Bruce died in January 2009, and Bernard in September 2010.
The Sherlock Holmes Society of London, with which Bernard was associated for over fifty years, has published an obituary which details his life and work.
Sir Christopher Lee
It was with sadness that the Society heard of the death of acting legend Sir Christopher Lee, on June 7th 2015, at the age of 93.
The first (and only) President of the Dracula Society, he felt unable to continue in that role for personal reasons soon after accepting it very soon after the Society's foundation, and he was sadly never personally involved with the Society after that.
The Society presidency was never given to anyone else.
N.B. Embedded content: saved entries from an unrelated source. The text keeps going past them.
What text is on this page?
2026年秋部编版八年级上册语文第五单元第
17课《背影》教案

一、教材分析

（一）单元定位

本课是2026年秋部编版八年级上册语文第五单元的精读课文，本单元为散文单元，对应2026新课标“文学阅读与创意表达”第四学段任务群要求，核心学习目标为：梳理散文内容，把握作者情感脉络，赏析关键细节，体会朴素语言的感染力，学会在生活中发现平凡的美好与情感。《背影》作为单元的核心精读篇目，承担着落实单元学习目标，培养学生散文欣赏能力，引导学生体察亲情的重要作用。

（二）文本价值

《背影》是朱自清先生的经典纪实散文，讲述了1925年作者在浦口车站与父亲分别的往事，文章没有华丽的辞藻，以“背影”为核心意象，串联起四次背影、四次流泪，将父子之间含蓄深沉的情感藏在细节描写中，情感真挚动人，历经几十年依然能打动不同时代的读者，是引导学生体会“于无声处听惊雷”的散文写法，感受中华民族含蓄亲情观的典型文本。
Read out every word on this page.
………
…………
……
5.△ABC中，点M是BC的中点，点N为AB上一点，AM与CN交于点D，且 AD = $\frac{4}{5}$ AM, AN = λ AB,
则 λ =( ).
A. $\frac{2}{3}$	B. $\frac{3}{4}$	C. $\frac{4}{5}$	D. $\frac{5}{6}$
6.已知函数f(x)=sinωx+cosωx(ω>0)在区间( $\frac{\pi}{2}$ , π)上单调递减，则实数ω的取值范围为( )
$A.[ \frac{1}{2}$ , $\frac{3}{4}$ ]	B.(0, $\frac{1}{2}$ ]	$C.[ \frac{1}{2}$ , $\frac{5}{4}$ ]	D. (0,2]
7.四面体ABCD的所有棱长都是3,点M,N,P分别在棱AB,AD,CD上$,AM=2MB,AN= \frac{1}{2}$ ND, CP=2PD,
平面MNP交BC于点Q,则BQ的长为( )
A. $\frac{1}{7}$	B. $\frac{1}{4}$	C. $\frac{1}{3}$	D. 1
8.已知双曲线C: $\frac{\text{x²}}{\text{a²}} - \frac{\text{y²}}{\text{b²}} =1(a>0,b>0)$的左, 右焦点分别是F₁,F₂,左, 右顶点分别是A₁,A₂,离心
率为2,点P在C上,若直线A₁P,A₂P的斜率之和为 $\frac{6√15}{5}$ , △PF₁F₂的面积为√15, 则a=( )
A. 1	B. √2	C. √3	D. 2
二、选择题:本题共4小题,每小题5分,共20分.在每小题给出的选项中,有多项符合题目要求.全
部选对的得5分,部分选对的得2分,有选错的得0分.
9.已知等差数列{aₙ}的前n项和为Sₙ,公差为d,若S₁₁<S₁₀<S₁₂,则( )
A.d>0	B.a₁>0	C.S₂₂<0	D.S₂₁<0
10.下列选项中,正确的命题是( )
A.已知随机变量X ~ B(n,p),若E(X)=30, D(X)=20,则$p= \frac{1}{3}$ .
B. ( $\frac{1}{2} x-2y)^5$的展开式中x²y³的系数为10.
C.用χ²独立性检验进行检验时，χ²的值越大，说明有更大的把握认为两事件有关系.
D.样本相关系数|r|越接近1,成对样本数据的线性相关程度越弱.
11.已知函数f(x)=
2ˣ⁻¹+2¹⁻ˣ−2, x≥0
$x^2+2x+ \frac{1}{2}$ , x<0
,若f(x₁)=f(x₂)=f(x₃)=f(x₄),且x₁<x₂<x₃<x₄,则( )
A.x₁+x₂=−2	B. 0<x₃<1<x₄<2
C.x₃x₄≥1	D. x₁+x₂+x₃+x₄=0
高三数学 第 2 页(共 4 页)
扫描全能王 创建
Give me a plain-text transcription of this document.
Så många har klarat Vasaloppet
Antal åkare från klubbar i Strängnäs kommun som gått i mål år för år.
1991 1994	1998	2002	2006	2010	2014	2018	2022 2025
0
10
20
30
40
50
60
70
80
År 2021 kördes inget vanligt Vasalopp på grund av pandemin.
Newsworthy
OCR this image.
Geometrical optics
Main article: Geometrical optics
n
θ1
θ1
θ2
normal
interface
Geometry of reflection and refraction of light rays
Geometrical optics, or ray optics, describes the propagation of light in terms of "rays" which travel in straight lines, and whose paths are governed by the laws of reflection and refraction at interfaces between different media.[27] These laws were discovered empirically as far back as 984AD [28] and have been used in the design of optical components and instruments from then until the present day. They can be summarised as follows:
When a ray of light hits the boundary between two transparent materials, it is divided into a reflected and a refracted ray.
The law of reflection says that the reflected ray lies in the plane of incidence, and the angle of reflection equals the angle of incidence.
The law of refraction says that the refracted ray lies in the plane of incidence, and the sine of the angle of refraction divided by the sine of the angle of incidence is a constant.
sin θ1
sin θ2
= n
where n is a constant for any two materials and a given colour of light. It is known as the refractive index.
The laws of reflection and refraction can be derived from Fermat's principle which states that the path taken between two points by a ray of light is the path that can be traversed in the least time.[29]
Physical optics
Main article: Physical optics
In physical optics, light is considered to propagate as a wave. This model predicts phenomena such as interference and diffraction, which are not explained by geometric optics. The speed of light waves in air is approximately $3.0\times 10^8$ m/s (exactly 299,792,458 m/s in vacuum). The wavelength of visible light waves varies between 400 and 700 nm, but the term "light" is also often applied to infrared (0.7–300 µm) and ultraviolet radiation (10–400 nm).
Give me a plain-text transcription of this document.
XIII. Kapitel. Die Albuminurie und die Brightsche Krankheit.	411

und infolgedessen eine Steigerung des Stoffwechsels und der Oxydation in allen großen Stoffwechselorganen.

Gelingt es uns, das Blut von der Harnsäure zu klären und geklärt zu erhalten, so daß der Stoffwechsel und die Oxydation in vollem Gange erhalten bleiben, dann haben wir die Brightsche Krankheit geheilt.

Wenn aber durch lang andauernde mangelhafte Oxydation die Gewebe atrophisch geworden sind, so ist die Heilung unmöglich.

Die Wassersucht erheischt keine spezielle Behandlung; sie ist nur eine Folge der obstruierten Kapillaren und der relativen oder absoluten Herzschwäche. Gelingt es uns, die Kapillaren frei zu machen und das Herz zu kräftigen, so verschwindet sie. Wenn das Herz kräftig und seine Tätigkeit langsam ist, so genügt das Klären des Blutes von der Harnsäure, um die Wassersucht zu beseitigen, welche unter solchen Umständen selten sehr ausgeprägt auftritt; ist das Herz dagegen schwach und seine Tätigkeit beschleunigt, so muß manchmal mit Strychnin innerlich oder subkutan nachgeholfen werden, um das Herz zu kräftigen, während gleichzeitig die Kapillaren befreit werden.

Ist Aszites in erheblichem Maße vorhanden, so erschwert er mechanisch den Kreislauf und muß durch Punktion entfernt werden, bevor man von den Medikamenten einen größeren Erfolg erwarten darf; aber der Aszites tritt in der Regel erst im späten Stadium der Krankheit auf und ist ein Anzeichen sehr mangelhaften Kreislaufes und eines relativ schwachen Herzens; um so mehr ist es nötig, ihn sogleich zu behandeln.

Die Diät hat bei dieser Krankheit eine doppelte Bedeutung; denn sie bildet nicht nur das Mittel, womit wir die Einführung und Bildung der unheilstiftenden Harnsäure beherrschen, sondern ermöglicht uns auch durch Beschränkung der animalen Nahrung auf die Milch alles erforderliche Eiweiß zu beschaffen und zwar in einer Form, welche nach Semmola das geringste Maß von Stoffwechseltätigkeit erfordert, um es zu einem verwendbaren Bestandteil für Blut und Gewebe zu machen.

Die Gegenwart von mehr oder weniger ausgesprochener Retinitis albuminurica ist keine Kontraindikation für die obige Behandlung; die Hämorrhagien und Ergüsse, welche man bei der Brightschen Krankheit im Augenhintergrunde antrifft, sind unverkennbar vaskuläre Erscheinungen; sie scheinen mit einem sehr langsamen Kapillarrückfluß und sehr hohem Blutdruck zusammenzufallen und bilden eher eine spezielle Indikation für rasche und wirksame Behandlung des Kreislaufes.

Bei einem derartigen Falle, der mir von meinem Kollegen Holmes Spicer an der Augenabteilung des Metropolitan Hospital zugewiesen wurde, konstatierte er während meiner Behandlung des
After all, who could possibly have followed him?!
He always held a place in our hearts of course, for his iconic performances as "The Count" in the long series of Hammer Dracula films, beginning with the very first in 1958, and his many other horror roles, although these were but a fraction of his enormous body of work in films and television for over 60 years.
He fought to keep at least some of Bram Stoker's original dialogue in the script whenever he played the part of Count Dracula, and he realised his desire to portray the Count as physically described in the book, which Hammer would not let him do, in a Spanish film production in 1970.
He was also a Society Hamilton Deane Award winner, for two very different roles.
He won the award for the year 2000, for his portrayal of Flay in the television production of Gormenghast, and also for his portrayal of M. R. James in Ghost Stories at Christmas in the same year.